After three days of hearings, the court decided that Antigua & Barbuda is the main centre of interest of Stanford International Bank (SIB) – which is at the centre of Sir Allen’s alleged US$8 billion fraud, therefore, the Caribbean nation should formally be recognized in the UK as the party to whom control of the assets should pass.
“We shall now be liaising with the relevant financial institutions, as well as the SEC and the Serious Fraud Office, to ensure the release of these funds to the control of the joint liquidators, which will ultimately form part of the monies that will, in due course, be available for distribution to the investors and creditors of SIB.
In a statement issued after the ruling, Hamilton-Smith said: “Legal proceedings continue in the United States, Switzerland and Canada for the same recognition and control of SIB’s assets and we hope that the decision in the United Kingdom will assist in the formal co-operation now being achieved between the joint liquidators and the U.S.-appointed receiver, seeking to avoid significant further legal costs being incurred from the estate of SIB in relation to recognition and control.”
Janvey, however, issued a statement expressing his dissatisfaction with the court’s decision.
“To the extent the UK decision recognizes the Antiguan Liquidators and the Antiguan liquidation proceeding as superior to the Receiver and the U.S. receivership, the Receiver believes it is wrongly decided and should be reversed. The Receiver will appeal the decision so it can be reviewed by a higher court,” Janvey stated.

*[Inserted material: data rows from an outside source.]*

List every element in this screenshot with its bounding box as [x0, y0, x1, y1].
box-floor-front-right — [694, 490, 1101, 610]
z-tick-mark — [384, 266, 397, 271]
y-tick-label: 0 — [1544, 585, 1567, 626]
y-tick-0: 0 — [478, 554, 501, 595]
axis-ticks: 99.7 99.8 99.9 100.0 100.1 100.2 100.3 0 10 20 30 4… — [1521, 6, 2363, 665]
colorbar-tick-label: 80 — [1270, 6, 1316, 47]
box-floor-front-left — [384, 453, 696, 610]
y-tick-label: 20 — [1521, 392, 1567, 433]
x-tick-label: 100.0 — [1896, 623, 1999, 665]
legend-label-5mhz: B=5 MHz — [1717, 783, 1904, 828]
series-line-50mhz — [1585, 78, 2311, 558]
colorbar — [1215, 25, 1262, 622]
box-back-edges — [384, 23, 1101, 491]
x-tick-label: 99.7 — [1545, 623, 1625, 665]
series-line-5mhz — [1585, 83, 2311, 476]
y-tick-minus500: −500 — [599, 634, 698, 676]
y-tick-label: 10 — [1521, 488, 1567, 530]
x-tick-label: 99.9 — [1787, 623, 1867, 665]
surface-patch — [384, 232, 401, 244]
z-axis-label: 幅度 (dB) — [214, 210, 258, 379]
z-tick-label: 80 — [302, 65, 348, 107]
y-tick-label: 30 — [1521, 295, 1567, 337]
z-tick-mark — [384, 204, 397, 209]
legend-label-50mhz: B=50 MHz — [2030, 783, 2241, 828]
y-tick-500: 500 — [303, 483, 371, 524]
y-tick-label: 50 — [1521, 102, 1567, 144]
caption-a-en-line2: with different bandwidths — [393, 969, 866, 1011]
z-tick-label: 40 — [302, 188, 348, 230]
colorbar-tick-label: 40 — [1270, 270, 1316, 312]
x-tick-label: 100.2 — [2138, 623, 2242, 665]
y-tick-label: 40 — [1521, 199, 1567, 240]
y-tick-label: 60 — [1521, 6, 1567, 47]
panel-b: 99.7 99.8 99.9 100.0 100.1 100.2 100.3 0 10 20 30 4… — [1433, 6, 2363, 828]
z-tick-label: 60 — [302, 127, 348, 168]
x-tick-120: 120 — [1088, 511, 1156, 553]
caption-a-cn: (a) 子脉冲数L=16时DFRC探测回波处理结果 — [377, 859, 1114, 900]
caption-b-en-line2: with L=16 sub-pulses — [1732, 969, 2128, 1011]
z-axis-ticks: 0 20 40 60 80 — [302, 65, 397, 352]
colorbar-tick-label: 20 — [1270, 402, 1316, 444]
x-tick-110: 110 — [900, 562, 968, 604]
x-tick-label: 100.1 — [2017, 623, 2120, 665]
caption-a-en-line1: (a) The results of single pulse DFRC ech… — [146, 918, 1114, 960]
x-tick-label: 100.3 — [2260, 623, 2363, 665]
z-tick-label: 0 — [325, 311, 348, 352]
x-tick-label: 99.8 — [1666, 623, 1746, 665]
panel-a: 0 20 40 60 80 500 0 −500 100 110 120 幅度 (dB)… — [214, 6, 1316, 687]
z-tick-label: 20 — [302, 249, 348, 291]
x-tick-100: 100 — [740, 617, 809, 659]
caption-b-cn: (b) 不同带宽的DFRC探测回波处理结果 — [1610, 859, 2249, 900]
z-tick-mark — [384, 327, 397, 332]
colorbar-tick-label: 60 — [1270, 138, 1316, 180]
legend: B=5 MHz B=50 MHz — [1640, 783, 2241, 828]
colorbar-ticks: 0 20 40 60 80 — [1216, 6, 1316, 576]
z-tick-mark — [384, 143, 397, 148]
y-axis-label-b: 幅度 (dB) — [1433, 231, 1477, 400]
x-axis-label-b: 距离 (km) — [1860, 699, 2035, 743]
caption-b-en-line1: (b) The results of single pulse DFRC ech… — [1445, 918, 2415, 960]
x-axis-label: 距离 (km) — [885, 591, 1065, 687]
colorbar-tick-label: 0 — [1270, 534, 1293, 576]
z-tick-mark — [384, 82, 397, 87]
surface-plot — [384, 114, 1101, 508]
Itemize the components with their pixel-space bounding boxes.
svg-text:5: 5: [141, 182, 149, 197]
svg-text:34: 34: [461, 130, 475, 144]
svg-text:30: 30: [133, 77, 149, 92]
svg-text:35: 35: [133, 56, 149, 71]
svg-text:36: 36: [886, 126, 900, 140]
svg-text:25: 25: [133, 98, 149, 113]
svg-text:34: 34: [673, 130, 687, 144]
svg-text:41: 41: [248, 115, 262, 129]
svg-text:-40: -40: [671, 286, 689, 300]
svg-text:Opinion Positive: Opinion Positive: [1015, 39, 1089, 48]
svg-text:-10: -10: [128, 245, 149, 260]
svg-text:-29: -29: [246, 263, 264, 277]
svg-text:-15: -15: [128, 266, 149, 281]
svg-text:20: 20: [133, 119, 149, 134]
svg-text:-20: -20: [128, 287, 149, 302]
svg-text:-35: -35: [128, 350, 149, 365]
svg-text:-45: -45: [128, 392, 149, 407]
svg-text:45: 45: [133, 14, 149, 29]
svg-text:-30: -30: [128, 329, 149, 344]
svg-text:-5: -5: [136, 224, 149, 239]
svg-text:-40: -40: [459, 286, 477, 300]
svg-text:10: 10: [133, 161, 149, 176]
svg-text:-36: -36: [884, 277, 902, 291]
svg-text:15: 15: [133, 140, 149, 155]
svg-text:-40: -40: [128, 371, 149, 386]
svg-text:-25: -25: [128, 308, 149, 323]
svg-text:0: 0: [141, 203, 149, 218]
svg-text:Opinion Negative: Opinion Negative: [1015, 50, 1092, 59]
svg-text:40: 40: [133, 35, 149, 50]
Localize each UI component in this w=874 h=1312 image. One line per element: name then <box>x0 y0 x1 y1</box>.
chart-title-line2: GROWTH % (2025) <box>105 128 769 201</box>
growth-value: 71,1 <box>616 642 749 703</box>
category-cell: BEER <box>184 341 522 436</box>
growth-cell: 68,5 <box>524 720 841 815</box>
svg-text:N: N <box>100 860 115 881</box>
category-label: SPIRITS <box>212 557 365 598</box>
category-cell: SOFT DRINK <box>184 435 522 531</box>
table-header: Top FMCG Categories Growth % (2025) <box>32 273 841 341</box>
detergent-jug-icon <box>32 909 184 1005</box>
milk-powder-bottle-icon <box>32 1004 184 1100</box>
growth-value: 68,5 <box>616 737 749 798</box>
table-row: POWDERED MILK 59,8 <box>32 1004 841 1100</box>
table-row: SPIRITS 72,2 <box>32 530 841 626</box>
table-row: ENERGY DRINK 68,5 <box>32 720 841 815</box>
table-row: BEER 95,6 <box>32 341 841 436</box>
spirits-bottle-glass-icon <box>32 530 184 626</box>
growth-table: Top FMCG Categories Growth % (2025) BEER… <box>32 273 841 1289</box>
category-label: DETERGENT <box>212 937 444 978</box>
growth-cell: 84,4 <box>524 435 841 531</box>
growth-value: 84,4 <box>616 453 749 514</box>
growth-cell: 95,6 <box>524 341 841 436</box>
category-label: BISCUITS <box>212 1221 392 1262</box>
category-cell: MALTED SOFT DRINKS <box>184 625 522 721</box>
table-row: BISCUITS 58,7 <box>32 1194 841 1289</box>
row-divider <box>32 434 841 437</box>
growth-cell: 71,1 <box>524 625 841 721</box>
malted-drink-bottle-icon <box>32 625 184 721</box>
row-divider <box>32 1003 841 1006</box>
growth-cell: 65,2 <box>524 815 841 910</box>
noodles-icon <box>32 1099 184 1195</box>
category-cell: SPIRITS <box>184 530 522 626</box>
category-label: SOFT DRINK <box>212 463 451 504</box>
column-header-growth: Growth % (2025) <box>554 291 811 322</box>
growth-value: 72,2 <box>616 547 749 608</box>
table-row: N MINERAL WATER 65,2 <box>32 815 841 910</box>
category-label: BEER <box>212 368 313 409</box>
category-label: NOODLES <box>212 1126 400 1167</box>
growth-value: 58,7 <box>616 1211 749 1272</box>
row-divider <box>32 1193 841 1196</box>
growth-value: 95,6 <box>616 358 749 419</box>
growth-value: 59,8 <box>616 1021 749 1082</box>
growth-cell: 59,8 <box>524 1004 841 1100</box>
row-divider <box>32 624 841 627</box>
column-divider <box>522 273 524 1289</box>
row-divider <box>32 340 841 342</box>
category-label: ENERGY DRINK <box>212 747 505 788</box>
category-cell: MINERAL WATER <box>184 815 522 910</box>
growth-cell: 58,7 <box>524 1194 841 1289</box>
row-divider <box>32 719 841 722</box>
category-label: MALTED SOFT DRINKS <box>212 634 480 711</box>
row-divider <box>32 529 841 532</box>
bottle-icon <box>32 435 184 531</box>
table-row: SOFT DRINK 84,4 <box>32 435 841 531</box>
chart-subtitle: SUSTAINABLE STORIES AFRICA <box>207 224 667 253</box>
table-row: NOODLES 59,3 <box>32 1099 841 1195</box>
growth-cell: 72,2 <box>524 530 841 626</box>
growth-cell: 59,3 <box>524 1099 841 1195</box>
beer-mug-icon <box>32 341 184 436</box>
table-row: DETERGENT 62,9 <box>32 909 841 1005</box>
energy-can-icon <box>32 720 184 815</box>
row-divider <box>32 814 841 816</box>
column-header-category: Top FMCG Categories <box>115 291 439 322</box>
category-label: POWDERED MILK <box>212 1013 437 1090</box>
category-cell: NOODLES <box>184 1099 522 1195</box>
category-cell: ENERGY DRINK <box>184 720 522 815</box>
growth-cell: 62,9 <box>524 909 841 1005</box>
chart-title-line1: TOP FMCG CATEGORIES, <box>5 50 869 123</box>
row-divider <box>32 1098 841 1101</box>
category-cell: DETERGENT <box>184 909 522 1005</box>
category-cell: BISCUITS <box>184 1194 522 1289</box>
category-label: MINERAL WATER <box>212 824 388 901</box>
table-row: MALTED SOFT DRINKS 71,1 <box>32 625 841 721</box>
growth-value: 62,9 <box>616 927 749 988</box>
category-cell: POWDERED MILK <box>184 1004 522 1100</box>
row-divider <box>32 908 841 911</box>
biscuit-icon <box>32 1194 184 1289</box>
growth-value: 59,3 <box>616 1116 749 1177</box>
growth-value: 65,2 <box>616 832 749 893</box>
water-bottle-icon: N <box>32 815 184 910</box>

Since all SIB’s UK assets have been frozen under two separate orders by the courts in that country, Janvey said the bank’s cash “is required to remain in place, unless and until the court lifts or modifies the freeze, or the requesting party agrees to a lifting or modification of the freeze”.
Janvey and the Antiguan liquidators have been battling over Sir Allen’s assets since they were given jurisdiction in their separate countries to take over the companies involved in the investor fraud case.
Hamilton-Smith and Wastell, Client Partners at British accounting firm Vantis Business Recovery, were made joint receivers of SIB in February. Two months later they were appointed joint liquidators.